Неточности или неверности эти, впрочем, касаются больше анекдотической стороны в характеристике некоторых профессоров, особенно Победоносцева, и потому упомяну о них после всего. А теперь замечу по поводу оценки лекций Надеждина, что его никак нельзя упрекнуть в безучастии к собственному предмету, в сухости слов и в недостатке серьезных занятий, как сказано в биографии.

Сухость неизбежна во всяком предмете, где есть какая-нибудь догматика: конечно, ее меньше, нежели где-нибудь в Теории изящных искусств и археологии, – но в последней нельзя было избежать сухости в истории египетских, римских и прочих древностей, в истории школ искусств – наконец, в философском воззрении на искусство и прочее и прочее.

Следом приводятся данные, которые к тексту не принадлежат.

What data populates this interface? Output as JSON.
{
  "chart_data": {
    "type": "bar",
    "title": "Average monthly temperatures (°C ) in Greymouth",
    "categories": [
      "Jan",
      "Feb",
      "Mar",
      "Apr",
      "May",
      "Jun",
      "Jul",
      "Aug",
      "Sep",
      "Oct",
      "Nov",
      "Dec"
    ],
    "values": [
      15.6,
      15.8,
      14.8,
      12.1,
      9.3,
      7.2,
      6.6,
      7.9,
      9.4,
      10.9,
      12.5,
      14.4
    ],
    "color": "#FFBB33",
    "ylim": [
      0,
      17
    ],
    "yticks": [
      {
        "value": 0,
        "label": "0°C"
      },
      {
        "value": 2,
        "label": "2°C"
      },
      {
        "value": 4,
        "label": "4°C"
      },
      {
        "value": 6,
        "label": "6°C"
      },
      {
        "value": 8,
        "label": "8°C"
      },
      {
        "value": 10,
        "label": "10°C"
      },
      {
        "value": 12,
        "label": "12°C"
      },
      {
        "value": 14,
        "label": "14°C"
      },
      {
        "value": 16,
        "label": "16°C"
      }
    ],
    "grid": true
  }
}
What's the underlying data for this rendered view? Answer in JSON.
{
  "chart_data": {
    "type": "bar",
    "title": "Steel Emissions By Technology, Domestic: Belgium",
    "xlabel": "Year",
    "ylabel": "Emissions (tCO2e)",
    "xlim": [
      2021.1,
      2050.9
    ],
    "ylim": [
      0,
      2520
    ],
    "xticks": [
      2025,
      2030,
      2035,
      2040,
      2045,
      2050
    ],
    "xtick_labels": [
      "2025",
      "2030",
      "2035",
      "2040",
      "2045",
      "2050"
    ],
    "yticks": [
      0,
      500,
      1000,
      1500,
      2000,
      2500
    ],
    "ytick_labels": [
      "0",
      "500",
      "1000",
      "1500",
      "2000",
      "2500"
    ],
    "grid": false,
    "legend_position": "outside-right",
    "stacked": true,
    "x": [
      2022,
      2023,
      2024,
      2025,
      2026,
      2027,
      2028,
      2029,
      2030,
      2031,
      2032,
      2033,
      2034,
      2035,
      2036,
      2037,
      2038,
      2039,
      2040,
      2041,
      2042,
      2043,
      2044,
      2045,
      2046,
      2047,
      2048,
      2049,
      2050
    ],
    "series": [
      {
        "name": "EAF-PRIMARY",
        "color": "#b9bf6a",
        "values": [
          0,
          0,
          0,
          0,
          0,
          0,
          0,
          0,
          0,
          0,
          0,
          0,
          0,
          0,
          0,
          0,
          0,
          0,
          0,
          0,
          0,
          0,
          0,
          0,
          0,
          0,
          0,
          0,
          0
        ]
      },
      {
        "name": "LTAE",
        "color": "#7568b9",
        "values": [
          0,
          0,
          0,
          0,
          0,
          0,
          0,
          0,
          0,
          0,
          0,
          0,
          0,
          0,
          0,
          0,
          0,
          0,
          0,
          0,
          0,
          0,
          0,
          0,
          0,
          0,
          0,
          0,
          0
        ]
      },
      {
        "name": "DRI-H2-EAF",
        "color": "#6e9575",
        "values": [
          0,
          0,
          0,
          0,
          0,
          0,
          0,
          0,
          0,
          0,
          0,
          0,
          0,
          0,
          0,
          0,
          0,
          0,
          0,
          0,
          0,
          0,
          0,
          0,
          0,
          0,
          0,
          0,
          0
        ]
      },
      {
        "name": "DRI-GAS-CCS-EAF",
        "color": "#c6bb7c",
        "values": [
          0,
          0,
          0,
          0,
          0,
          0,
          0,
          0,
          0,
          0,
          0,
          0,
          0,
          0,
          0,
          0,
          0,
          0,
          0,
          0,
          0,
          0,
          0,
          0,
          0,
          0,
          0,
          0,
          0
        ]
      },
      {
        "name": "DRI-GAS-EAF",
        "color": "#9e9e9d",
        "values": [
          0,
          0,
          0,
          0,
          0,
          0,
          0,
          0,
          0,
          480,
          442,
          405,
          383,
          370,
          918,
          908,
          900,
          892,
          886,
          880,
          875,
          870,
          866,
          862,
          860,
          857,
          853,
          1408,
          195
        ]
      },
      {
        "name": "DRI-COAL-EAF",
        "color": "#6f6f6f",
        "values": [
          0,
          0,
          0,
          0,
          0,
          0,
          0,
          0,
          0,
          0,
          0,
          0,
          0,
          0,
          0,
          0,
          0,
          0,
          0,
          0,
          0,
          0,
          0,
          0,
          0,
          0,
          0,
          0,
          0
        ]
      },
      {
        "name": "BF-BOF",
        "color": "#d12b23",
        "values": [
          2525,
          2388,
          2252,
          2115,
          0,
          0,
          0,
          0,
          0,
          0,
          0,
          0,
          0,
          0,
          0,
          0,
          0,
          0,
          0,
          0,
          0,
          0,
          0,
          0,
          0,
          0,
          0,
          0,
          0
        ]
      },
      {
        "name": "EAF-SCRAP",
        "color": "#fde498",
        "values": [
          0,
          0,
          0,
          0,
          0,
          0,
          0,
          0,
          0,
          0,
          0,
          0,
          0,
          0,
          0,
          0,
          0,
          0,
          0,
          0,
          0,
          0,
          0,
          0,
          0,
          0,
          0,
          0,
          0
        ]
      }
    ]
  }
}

И в этом во всем, то есть в неизбежной сухости, сквозило почти никогда не остывавшее собственное постоянное увлечение профессора к предмету, поддерживавшее и постоянное увлечение в слушателях. Надеждину можно сделать другой упрек: не в недостатке серьезных занятий, как сказано в биографии. Занятия у него были: одна эта кафедра требовала постоянных занятий и огромной подготовки, – и она у него была, серьезная и глубокая. Это был строгий и основательный ученый по части гуманитарных наук. Древние языки и вообще древность дались ему в духовной академии и были подкладкою всего того, что потом нужно было приобрести ему по изучению новейших языков и литератур, философии и т. п. Все это тогда было серьезными занятиями – особенно при кафедре. Он потом, говорят, пристрастился к светской рассеянной жизни, но связь с университетом и издание журналов и сношения с ученым кругом того времени не давали ему опуститься и заглохнуть совсем. А упрекать его можно было в том, в чем он почти не был виноват, именно: он читал, например, о скульптуре, архитектуре у древних, о школах живописи, о знаменитых произведениях всех трех искусств, – сам никогда не видав ни одного здания, ни одной знаменитой статуи, ни одной порядочной картины. Сколько помню, он, до профессуры своей, едва ли был даже в Петербурге и, следовательно, не видал музеев. Отсутствие живого, личного впечатления, наглядности было заметно в его лекциях – и это могло быть принято за сухость. Он прочитал и изучил все, что есть у других по этой части, и передавал всегда с увлечением, – но и сам должен был довольствоваться тем, что воображением создавал идеалы знаменитых произведений и предлагал их слушателям. А слушатели большею частию и в произведениях слова должны были полагаться на слова профессора и вооружаться готовым анализом и критикою на произведения, о которых имели понятие понаслышке.